На табуретке возле окна сидел фатоватого вида мужчина с усиками и постриженными баками — тот самый, что утром остановил Бурцева во дворе. Мужчина сидел, перегнувшись и наклонившись к батарее, — он был пристегнут к трубе отопления наручниками. Пижонский пиджак в крупную белую полоску, напоминающий о временах нэпа, был перепачкан в мелу и треснул под мышкой. Пальто с воротником валялось в углу.

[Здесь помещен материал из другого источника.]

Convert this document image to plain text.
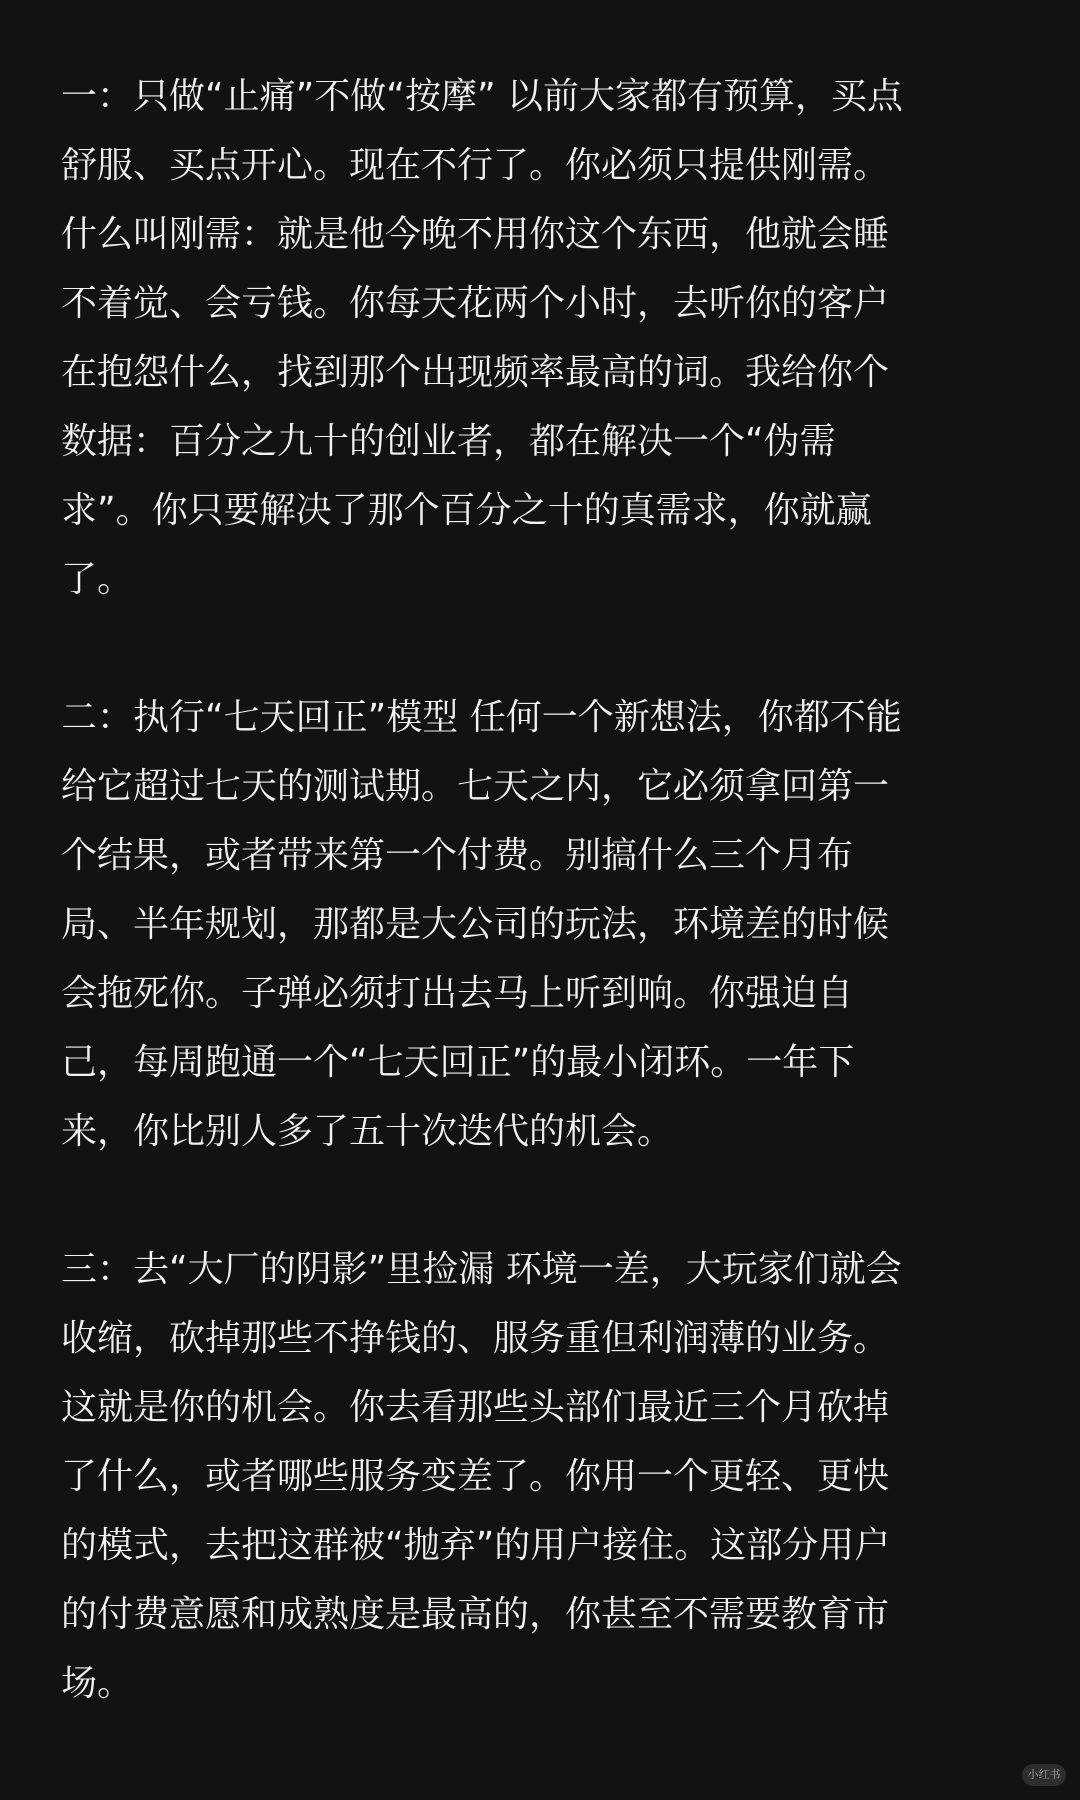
一：只做“止痛”不做“按摩” 以前大家都有预算，买点
舒服、买点开心。现在不行了。你必须只提供刚需。
什么叫刚需：就是他今晚不用你这个东西，他就会睡
不着觉、会亏钱。你每天花两个小时，去听你的客户
在抱怨什么，找到那个出现频率最高的词。我给你个
数据：百分之九十的创业者，都在解决一个“伪需
求”。你只要解决了那个百分之十的真需求，你就赢
了。
二：执行“七天回正”模型 任何一个新想法，你都不能
给它超过七天的测试期。七天之内，它必须拿回第一
个结果，或者带来第一个付费。别搞什么三个月布
局、半年规划，那都是大公司的玩法，环境差的时候
会拖死你。子弹必须打出去马上听到响。你强迫自
己，每周跑通一个“七天回正”的最小闭环。一年下
来，你比别人多了五十次迭代的机会。
三：去“大厂的阴影”里捡漏 环境一差，大玩家们就会
收缩，砍掉那些不挣钱的、服务重但利润薄的业务。
这就是你的机会。你去看那些头部们最近三个月砍掉
了什么，或者哪些服务变差了。你用一个更轻、更快
的模式，去把这群被“抛弃”的用户接住。这部分用户
的付费意愿和成熟度是最高的，你甚至不需要教育市
场。
小红书
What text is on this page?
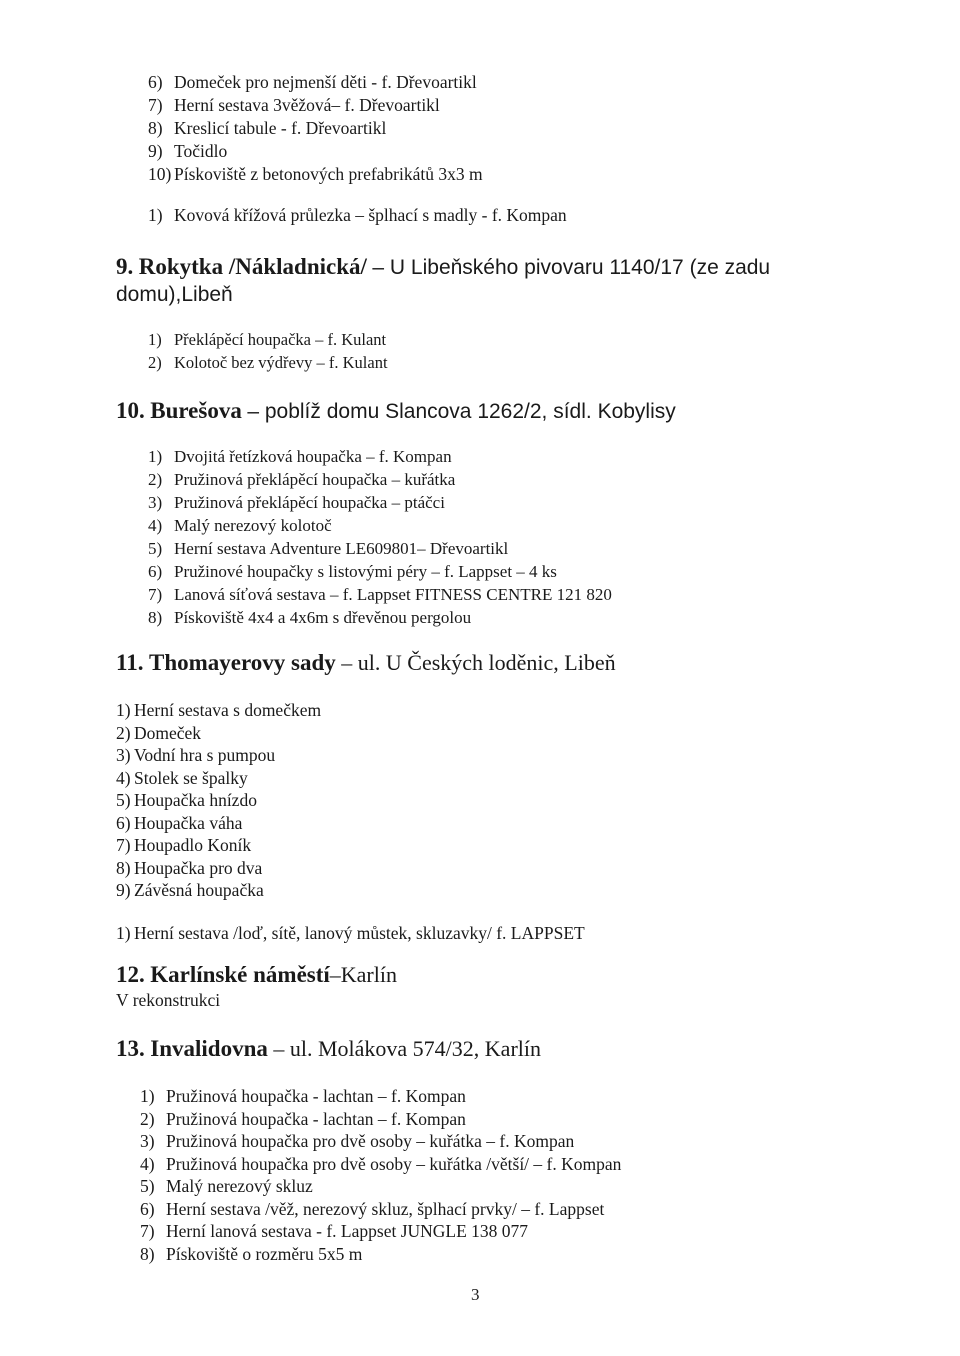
6) Domeček pro nejmenší děti - f. Dřevoartikl
7) Herní sestava 3věžová– f. Dřevoartikl
8) Kreslicí tabule - f. Dřevoartikl
9) Točidlo
10) Pískoviště z betonových prefabrikátů 3x3 m
1) Kovová křížová průlezka – šplhací s madly - f. Kompan
9. Rokytka /Nákladnická/ – U Libeňského pivovaru 1140/17 (ze zadu
domu),Libeň
1) Překlápěcí houpačka – f. Kulant
2) Kolotoč bez výdřevy – f. Kulant
10. Burešova – poblíž domu Slancova 1262/2, sídl. Kobylisy
1) Dvojitá řetízková houpačka – f. Kompan
2) Pružinová překlápěcí houpačka – kuřátka
3) Pružinová překlápěcí houpačka – ptáčci
4) Malý nerezový kolotoč
5) Herní sestava Adventure LE609801– Dřevoartikl
6) Pružinové houpačky s listovými péry – f. Lappset – 4 ks
7) Lanová síťová sestava – f. Lappset FITNESS CENTRE 121 820
8) Pískoviště 4x4 a 4x6m s dřevěnou pergolou
11. Thomayerovy sady – ul. U Českých loděnic, Libeň
1) Herní sestava s domečkem
2) Domeček
3) Vodní hra s pumpou
4) Stolek se špalky
5) Houpačka hnízdo
6) Houpačka váha
7) Houpadlo Koník
8) Houpačka pro dva
9) Závěsná houpačka
1) Herní sestava /loď, sítě, lanový můstek, skluzavky/ f. LAPPSET
12. Karlínské náměstí–Karlín
V rekonstrukci
13. Invalidovna – ul. Molákova 574/32, Karlín
1) Pružinová houpačka - lachtan – f. Kompan
2) Pružinová houpačka - lachtan – f. Kompan
3) Pružinová houpačka pro dvě osoby – kuřátka – f. Kompan
4) Pružinová houpačka pro dvě osoby – kuřátka /větší/ – f. Kompan
5) Malý nerezový skluz
6) Herní sestava /věž, nerezový skluz, šplhací prvky/ – f. Lappset
7) Herní lanová sestava - f. Lappset JUNGLE 138 077
8) Pískoviště o rozměru 5x5 m
3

Лицо мужчины было разбито, из уголка рта сочилась кровь.
Немолодой оперативник за обеденным столом, сверяясь с потрепанной записной книжечкой, набирал по телефону какие-то номера. Перед ним на столе лежал паспорт, сигареты, ключи — вещи, найденные при обыске. Прижав трубку плечом к уху, опер посмотрел поверх очков на вошедших, сначала на веселого санитара, который с любопытством вертел по сторонам головой, потом на Бурцева. На Бурцеве его взгляд задержался.